|Guide||♦||13 Triplogs||1 Topic|
People say this is the trip of a lifetime. That's why I want to do it again! Excitement, beauty, adventure, introspection, making lifetime friends (or enemies, if you're unlucky), learning new skills, hiking side canyons unavailable from the rim, and more waterfalls and swimming holes than you can imagine. Time to enjoy the Colorado River in Grand Canyon, for up to 30 days, depending upon the season.
Although everyone knows you can pay a lot of money to raft the Colorado River in Grand Canyon as a paying passenger with a commercial outfitter, not many take the time to figure out how to put together a do-it-yourself noncommercial trip. First, you need to get the permit or find someone else who has one. The permit lottery is run every year in February, and leftover permits are also available via the lottery system throughout the year. You need to apply only once per year, for a $25 fee, to enter all the lotteries, but if you win a permit, you had better be ready to pay $400 to Grand Canyon National Park right away. All the information, rules, and regs can be found on the nps website: You don't have to be an expert river runner to win a permit. Incidentally, the old system, whereby people had to wait 20 years, is thankfully a thing of the past. However, you are allowed only one trip per year unless you are listed on the roster as an employee on a commercial trip. You can't go on one private trip and also be a paying passenger in the same year on a commercial trip.
You may put in for years and not get a permit. Once you have a permit, though, you had better find yourself a couple of expert river runners to help you set up your trip. Joining one of several online private boaters' associations is helpful. You can post: "I have a permit for such and such a date, need boatmen and advice." You can also hire an outfitter who will put together food for you and rent you all the boats and gear and the groovers (toilets in rocket boxes, hence my witticism in the title). There is a lot of information available about how to run the trip, what to bring, etc. The NPS rule is, everyone going on a private trip contributes equally, and no one makes any money off the funds. The exception may be made if some have to rent the gear and others have their own gear. This must be decided in advance, whether the cost of the rentals will be split equally or not.
On my first full Grand Canyon river trip in July-August 2011, many of those rowing had never rowed before, yet they did fine. However, most, but not all of them, were young and very athletic. This is not absolutely necessary, but it helps. If newbs are rowing, it is essential to have a couple of very experienced boatmen along to provide instruction. Beneficial also is all the printed information available: river guidebooks, etc. There are waterproof map books which you keep in front of you as you row. Several in our group used an inflatable kayak, a stand-up paddleboard, and a small paddle raft, but not all the time. Some toys are not allowed, such as boogie-board-type devices.

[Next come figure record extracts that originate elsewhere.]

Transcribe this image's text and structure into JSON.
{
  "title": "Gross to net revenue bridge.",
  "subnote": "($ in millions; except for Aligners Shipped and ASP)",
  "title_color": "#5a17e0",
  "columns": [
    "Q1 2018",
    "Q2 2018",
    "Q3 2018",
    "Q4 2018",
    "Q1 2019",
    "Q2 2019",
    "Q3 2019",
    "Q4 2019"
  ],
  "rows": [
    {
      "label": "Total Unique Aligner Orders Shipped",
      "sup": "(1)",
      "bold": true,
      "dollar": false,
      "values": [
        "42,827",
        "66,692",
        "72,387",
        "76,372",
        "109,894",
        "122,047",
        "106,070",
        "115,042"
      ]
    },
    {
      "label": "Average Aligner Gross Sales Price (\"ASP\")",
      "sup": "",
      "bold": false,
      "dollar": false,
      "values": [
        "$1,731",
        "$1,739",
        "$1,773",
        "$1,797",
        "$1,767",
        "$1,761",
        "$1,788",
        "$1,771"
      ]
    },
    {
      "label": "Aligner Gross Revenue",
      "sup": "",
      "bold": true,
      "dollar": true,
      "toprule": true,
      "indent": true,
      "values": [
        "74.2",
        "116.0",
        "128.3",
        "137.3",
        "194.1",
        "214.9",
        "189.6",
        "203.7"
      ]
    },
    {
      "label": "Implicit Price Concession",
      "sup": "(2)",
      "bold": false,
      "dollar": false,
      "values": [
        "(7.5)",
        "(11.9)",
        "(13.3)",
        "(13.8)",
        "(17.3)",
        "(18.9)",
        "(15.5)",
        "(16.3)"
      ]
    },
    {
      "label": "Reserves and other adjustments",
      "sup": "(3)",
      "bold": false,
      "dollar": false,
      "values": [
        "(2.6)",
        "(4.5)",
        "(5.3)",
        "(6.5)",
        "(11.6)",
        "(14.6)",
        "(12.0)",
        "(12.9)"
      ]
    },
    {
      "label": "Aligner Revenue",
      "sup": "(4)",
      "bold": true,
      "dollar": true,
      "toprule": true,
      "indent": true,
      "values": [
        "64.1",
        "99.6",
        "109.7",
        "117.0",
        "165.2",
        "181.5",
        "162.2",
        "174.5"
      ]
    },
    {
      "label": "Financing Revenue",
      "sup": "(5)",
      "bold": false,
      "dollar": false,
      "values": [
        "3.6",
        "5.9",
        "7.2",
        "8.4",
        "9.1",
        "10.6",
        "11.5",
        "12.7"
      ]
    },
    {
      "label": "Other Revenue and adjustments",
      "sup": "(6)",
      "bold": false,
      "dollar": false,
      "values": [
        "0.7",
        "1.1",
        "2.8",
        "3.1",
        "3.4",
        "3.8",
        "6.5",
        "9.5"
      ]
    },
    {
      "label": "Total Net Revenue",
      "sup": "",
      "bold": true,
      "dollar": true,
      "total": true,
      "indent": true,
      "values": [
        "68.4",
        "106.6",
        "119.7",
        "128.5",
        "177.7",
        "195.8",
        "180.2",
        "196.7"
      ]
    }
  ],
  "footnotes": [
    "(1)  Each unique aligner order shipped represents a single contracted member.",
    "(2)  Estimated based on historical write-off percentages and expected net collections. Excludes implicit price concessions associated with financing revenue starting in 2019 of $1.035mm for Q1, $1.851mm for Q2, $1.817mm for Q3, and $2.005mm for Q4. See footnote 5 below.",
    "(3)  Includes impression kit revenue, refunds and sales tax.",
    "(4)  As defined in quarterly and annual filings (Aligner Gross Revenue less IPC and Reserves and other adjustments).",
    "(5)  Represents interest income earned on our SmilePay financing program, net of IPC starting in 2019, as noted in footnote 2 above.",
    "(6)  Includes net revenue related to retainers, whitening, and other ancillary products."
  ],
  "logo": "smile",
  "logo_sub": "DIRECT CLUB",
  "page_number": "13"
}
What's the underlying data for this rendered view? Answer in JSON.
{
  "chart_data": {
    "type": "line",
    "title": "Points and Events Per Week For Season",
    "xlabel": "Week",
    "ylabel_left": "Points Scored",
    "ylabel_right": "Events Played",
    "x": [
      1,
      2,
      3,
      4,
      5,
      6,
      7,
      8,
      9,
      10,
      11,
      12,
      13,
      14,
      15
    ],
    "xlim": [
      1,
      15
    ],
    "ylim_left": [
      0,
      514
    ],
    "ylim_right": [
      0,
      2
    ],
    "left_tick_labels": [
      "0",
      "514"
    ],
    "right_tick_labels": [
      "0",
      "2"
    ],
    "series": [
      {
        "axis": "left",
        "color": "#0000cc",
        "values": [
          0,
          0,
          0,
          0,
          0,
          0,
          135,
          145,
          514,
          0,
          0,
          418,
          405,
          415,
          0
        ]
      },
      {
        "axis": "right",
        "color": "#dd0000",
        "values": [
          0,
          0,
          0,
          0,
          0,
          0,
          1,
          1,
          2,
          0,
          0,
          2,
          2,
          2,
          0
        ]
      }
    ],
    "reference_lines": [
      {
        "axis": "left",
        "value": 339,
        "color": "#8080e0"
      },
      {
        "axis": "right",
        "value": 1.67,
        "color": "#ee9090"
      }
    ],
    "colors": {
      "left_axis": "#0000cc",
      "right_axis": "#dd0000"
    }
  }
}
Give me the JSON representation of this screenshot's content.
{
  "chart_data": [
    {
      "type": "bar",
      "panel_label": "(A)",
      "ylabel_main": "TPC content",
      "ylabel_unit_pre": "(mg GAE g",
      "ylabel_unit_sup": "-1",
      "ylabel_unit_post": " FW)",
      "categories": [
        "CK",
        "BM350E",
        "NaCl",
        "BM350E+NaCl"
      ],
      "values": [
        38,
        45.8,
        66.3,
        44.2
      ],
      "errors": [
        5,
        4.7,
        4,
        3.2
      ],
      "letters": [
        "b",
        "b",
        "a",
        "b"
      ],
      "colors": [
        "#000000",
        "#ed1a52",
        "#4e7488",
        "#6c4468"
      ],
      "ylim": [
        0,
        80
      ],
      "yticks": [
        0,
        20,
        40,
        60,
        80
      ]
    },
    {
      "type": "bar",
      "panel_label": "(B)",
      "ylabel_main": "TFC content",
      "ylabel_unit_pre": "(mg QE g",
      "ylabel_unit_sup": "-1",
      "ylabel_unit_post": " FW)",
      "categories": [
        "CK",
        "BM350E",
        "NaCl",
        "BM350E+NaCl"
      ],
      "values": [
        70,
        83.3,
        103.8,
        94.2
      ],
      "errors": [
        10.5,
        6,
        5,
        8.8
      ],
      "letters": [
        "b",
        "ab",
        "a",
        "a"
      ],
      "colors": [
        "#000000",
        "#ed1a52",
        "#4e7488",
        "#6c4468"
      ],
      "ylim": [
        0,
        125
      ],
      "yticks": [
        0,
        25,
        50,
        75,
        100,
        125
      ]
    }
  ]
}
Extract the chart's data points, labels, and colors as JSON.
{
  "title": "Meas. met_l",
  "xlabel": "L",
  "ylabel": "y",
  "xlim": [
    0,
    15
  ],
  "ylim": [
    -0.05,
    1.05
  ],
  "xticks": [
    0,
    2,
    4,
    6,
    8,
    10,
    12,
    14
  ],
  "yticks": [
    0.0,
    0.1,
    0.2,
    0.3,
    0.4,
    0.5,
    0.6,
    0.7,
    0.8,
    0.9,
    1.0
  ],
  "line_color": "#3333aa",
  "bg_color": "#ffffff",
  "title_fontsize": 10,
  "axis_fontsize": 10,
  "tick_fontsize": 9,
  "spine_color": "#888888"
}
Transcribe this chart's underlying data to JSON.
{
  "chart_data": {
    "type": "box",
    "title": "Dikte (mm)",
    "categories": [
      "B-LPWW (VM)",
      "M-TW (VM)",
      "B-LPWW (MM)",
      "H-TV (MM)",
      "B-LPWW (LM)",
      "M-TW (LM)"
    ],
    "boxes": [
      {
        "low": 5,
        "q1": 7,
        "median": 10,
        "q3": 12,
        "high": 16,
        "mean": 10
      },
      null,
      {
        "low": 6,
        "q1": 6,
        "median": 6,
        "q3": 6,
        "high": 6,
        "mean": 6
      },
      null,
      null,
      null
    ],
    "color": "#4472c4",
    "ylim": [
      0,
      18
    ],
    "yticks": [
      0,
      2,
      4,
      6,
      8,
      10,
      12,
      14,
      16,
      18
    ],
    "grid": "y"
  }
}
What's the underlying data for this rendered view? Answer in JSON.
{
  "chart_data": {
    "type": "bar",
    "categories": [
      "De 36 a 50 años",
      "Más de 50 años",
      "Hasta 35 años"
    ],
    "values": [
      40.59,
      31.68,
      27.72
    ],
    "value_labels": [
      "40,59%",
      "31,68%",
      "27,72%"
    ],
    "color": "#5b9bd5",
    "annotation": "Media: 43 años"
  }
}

There is also a lot to learn about rigging the rafts, setting up the kitchen and groover, dividing up tasks, setting an itinerary, having a daily plan, etc. You can't see everything in one trip--there is too much to take in between Lee's Ferry and Pierce Ferry. Many boatmen form networks of friends and join several clubs, and are able to get on a trip every year. Networking with other boaters, there will always be someone who lucked out in the permit lottery.
Be aware and read the many rules and regulations provided on the Park website. Also, be aware that you will be spending a lot of time with a river ranger on launch day, who will give an orientation to the group, and will inspect all your gear. You must have every piece of equipment required, exactly as it reads in the manual. Lifejackets must be of a particular type and MUST be marked "Coast Guard Approved." If it says you need a fire blanket, then they will not let you go without one. Everyone needs a photo ID, and they will not let anyone leave who does not show them one.
Another popular option is the so-called "Diamond Down," a three to five-day trip from Diamond Creek to Pierce Ferry. A permit is needed but is easier to get than the full Canyon permit. There is a dirt road to the put-in at Diamond Creek near Peach Springs, AZ, and the Hualapai Tribe administers it. You must pay a great deal of fees to them to make use of their road and ramp. Information about this can be found on the NPS website.
So, there is a lot of equipment and skill, and expertise needed to successfully accomplish this, but start now, meet some boaters, either online or via a paddle club, and put in for your permit. You won't regret it! It's the trip of a lifetime! That's why I'm going again next year!